Que peut faire un individu pour promouvoir sa souveraineté numérique ? Il n’est pas nécessaire d’être expert en informatique pour adopter des réflexes simples qui renforcent votre contrôle. Voici quelques conseils concrets :
- Se poser la question de l’hébergement : À chaque fois que vous confiez des données à un service (achat en ligne, inscription sur un site, utilisation d’une application), n’hésitez pas à vous demander « Où sont hébergées mes données ? ». Les entreprises mentionnent souvent dans leurs politiques de confidentialité si les informations sont stockées localement ou transférées à l’étranger. Cette prise de conscience est un premier pas essentiel.
 - Privilégier les fournisseurs locaux ou éthiques : Si vous avez le choix, optez pour des services qui hébergent les données au Québec ou au Canada. Par exemple, certaines messageries courriel, solutions de stockage en ligne ou applications de bureautique locales offrent des garanties de souveraineté. De même, des moteurs de recherche ou réseaux sociaux alternatifs mettent de l’avant le respect de la vie privée et le stockage local des données. Bien sûr, ils peuvent être moins connus que les géants américains, mais leur utilisation soutient l’économie numérique locale et protège mieux vos renseignements.

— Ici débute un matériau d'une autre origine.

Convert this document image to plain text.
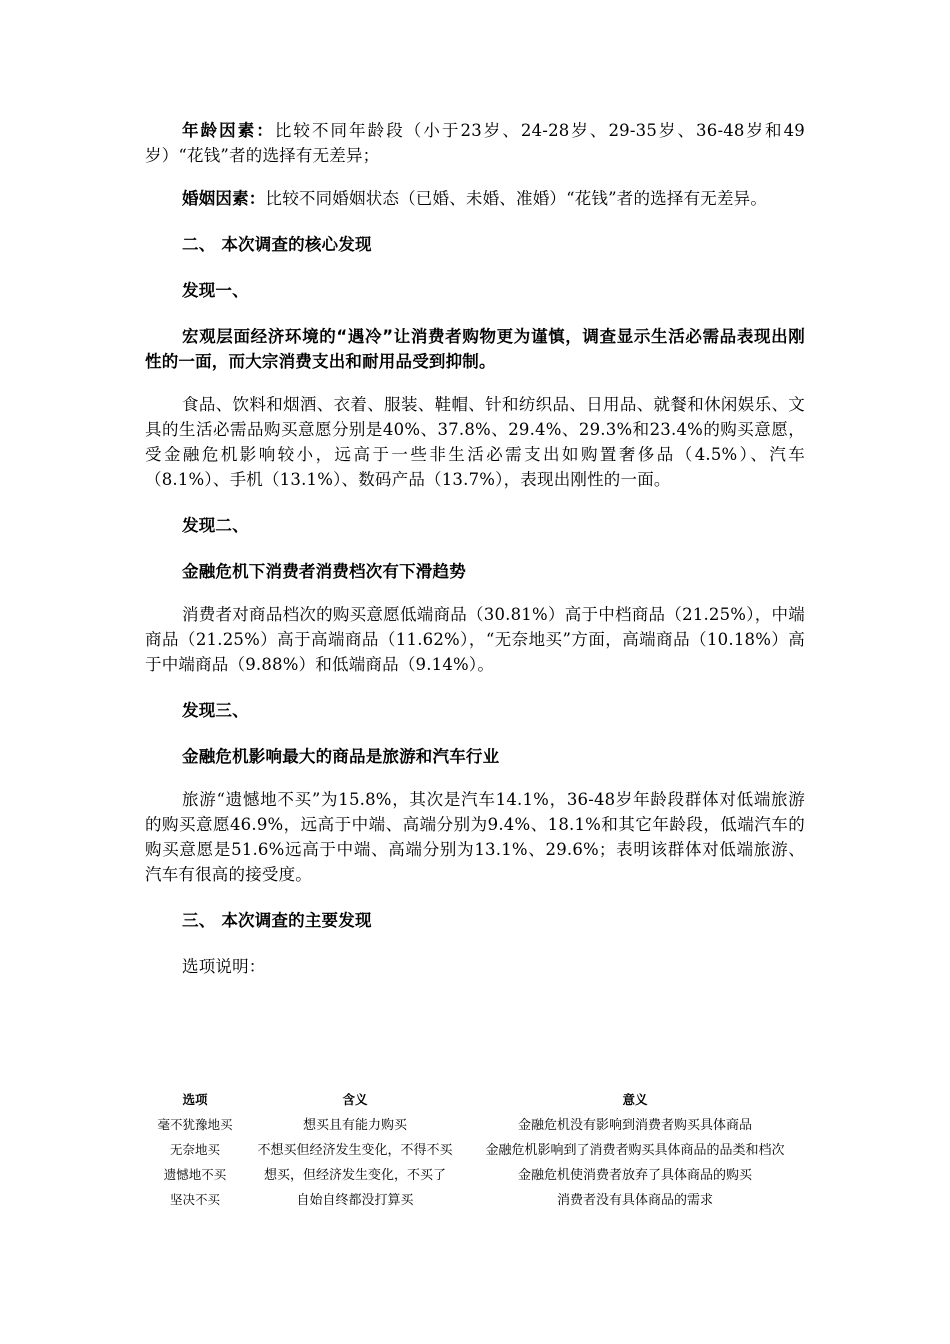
年龄因素：比较不同年龄段（小于23岁、24-28岁、29-35岁、36-48岁和49岁）“花钱”者的选择有无差异；

婚姻因素：比较不同婚姻状态（已婚、未婚、准婚）“花钱”者的选择有无差异。

二、 本次调查的核心发现

发现一、

宏观层面经济环境的“遇冷”让消费者购物更为谨慎，调查显示生活必需品表现出刚性的一面，而大宗消费支出和耐用品受到抑制。

食品、饮料和烟酒、衣着、服装、鞋帽、针和纺织品、日用品、就餐和休闲娱乐、文具的生活必需品购买意愿分别是40%、37.8%、29.4%、29.3%和23.4%的购买意愿，受金融危机影响较小，远高于一些非生活必需支出如购置奢侈品（4.5%）、汽车（8.1%）、手机（13.1%）、数码产品（13.7%），表现出刚性的一面。

发现二、

金融危机下消费者消费档次有下滑趋势

消费者对商品档次的购买意愿低端商品（30.81%）高于中档商品（21.25%），中端商品（21.25%）高于高端商品（11.62%），“无奈地买”方面，高端商品（10.18%）高于中端商品（9.88%）和低端商品（9.14%）。

发现三、

金融危机影响最大的商品是旅游和汽车行业

旅游“遗憾地不买”为15.8%，其次是汽车14.1%，36-48岁年龄段群体对低端旅游的购买意愿46.9%，远高于中端、高端分别为9.4%、18.1%和其它年龄段，低端汽车的购买意愿是51.6%远高于中端、高端分别为13.1%、29.6%；表明该群体对低端旅游、汽车有很高的接受度。

三、 本次调查的主要发现

选项说明：

选项	含义	意义
毫不犹豫地买	想买且有能力购买	金融危机没有影响到消费者购买具体商品
无奈地买	不想买但经济发生变化，不得不买	金融危机影响到了消费者购买具体商品的品类和档次
遗憾地不买	想买，但经济发生变化，不买了	金融危机使消费者放弃了具体商品的购买
坚决不买	自始自终都没打算买	消费者没有具体商品的需求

 - Lire (au moins en partie) les politiques de confidentialité : Ce n’est pas l’activité la plus divertissante, mais jeter un coup d’œil aux sections qui parlent de stockage des données et de transferts internationaux peut vous éclairer. Vous saurez ainsi si le service envoie vos données dans un autre pays. Beaucoup de sites ont maintenant une section dédiée à la résidence des données du fait de réglementations comme la Loi 25 ou le RGPD en Europe.
 - Exercez vos droits : En tant que résident du Québec, vous disposez de droits concrets sur vos informations personnelles grâce à la Loi 25. N’hésitez pas à les utiliser. Par exemple, vous pouvez demander à une entreprise de vous fournir toutes les données qu’elle possède sur vous, ou de corriger une information erronée. Si vous n’êtes pas à l’aise pour le faire vous-même, sachez qu’il existe des organismes et des modèles de lettres pour vous aider. En exerçant vos droits, vous affirmez votre souveraineté individuelle sur vos données.

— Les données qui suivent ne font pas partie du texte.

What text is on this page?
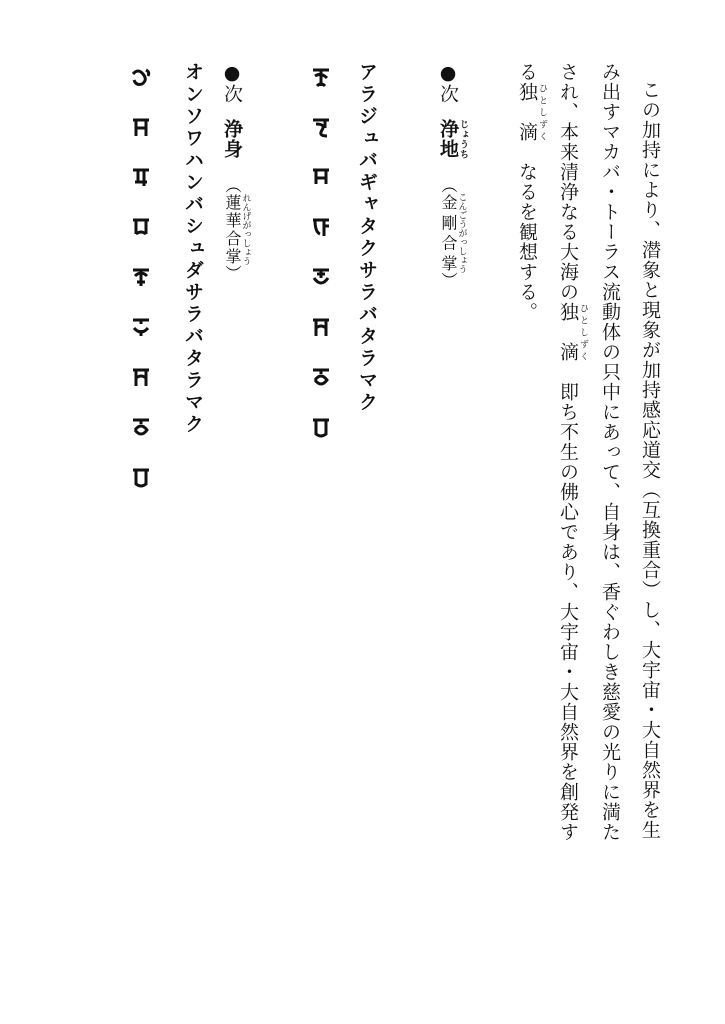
この加持により、潜象と現象が加持感応道交（互換重合）し、大宇宙・大自然界を生
み出すマカバ・トーラス流動体の只中にあって、自身は、香ぐわしき慈愛の光りに満た
され、本来清浄なる大海の独　滴 ひとしずく　即ち不生の佛心であり、大宇宙・大自然界を創発す
る独　滴 ひとしずく　なるを観想する。
●次浄地 じょうち（金剛合掌こんごうがっしょう）
アラジュバギャタクサラバタラマク
●次浄身（蓮華合掌れんげがっしょう）
オンソワハンバシュダサラバタラマク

 - Restez informé et vigilant : Les enjeux de la protection des données évoluent rapidement. De nouvelles lois apparaissent, de nouveaux services aussi. Intéressez-vous aux actualités sur la vie privée, suivez des guides de bonnes pratiques (il en existe de très accessibles en ligne), et partagez ces connaissances avec vos proches. Plus la population sera sensibilisée, plus les entreprises et gouvernements auront intérêt à respecter la souveraineté numérique. Un citoyen averti en vaut deux : en demandant par exemple à votre fournisseur internet ou à votre application mobile des comptes sur l’endroit où sont vos données, vous faites avancer la cause.
 
En définitive, la souveraineté des données touche directement la protection de votre vie privée et le contrôle que vous exercez sur vos informations personnelles. Chaque individu a un rôle à jouer pour devenir un citoyen numérique averti, qui ne clique pas sur “J’accepte” sans réfléchir aux conséquences. Il ne s’agit pas de sombrer dans la paranoïa, mais d’adopter une approche éclairée et responsable de nos outils numériques du quotidien.

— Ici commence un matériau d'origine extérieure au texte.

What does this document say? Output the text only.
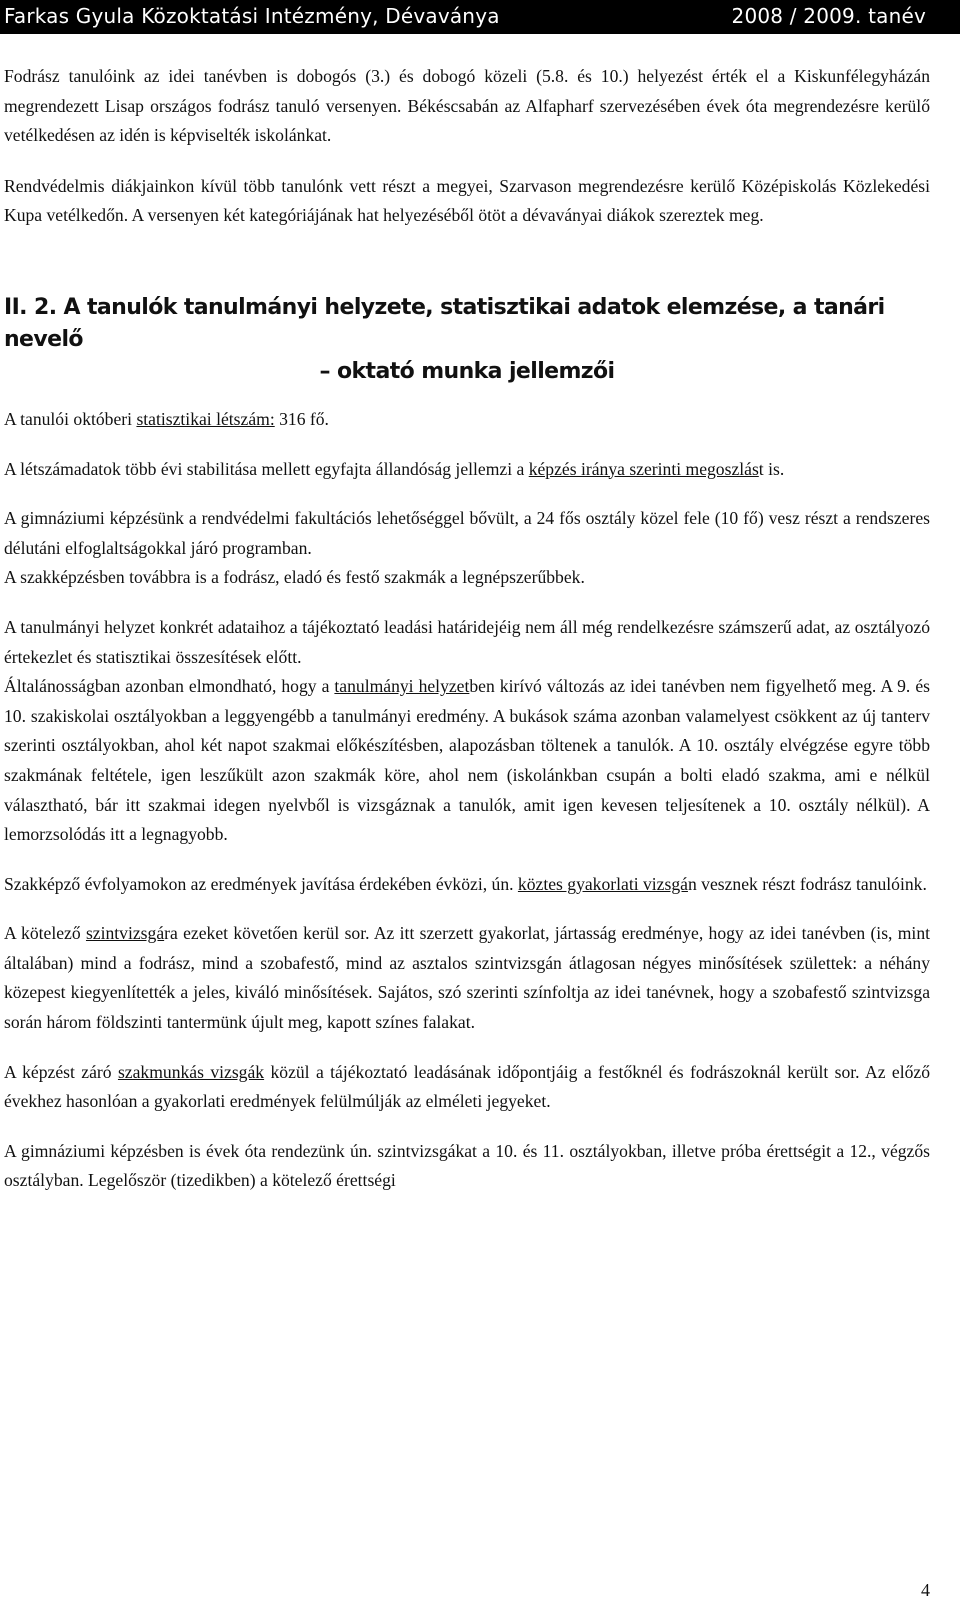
Farkas Gyula Közoktatási Intézmény, Dévaványa	2008 / 2009. tanév

Fodrász tanulóink az idei tanévben is dobogós (3.) és dobogó közeli (5.8. és 10.) helyezést érték el a Kiskunfélegyházán megrendezett Lisap országos fodrász tanuló versenyen. Békéscsabán az Alfapharf szervezésében évek óta megrendezésre kerülő vetélkedésen az idén is képviselték iskolánkat.

Rendvédelmis diákjainkon kívül több tanulónk vett részt a megyei, Szarvason megrendezésre kerülő Középiskolás Közlekedési Kupa vetélkedőn. A versenyen két kategóriájának hat helyezéséből ötöt a dévaványai diákok szereztek meg.

II. 2. A tanulók tanulmányi helyzete, statisztikai adatok elemzése, a tanári nevelő
– oktató munka jellemzői

A tanulói októberi statisztikai létszám: 316 fő.

A létszámadatok több évi stabilitása mellett egyfajta állandóság jellemzi a képzés iránya szerinti megoszlást is.

A gimnáziumi képzésünk a rendvédelmi fakultációs lehetőséggel bővült, a 24 fős osztály közel fele (10 fő) vesz részt a rendszeres délutáni elfoglaltságokkal járó programban.

A szakképzésben továbbra is a fodrász, eladó és festő szakmák a legnépszerűbbek.

A tanulmányi helyzet konkrét adataihoz a tájékoztató leadási határidejéig nem áll még rendelkezésre számszerű adat, az osztályozó értekezlet és statisztikai összesítések előtt.

Általánosságban azonban elmondható, hogy a tanulmányi helyzetben kirívó változás az idei tanévben nem figyelhető meg. A 9. és 10. szakiskolai osztályokban a leggyengébb a tanulmányi eredmény. A bukások száma azonban valamelyest csökkent az új tanterv szerinti osztályokban, ahol két napot szakmai előkészítésben, alapozásban töltenek a tanulók. A 10. osztály elvégzése egyre több szakmának feltétele, igen leszűkült azon szakmák köre, ahol nem (iskolánkban csupán a bolti eladó szakma, ami e nélkül választható, bár itt szakmai idegen nyelvből is vizsgáznak a tanulók, amit igen kevesen teljesítenek a 10. osztály nélkül). A lemorzsolódás itt a legnagyobb.

Szakképző évfolyamokon az eredmények javítása érdekében évközi, ún. köztes gyakorlati vizsgán vesznek részt fodrász tanulóink.

A kötelező szintvizsgára ezeket követően kerül sor. Az itt szerzett gyakorlat, jártasság eredménye, hogy az idei tanévben (is, mint általában) mind a fodrász, mind a szobafestő, mind az asztalos szintvizsgán átlagosan négyes minősítések születtek: a néhány közepest kiegyenlítették a jeles, kiváló minősítések. Sajátos, szó szerinti színfoltja az idei tanévnek, hogy a szobafestő szintvizsga során három földszinti tantermünk újult meg, kapott színes falakat.

A képzést záró szakmunkás vizsgák közül a tájékoztató leadásának időpontjáig a festőknél és fodrászoknál került sor. Az előző évekhez hasonlóan a gyakorlati eredmények felülmúlják az elméleti jegyeket.

A gimnáziumi képzésben is évek óta rendezünk ún. szintvizsgákat a 10. és 11. osztályokban, illetve próba érettségit a 12., végzős osztályban. Legelőször (tizedikben) a kötelező érettségi

4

Le cadre légal : Loi 25 et exigences en matière de protection des données
Au Québec et au Canada, la prise de conscience autour de la souveraineté numérique s’est traduite par un renforcement du cadre juridique ces dernières années. La Loi 25, adoptée par le Québec, en est le parfait exemple. Officiellement intitulée Loi modernisant des dispositions législatives en matière de protection des renseignements personnels, cette loi a actualisé et renforcé les règles afin de mieux protéger la vie privée à l’ère numérique.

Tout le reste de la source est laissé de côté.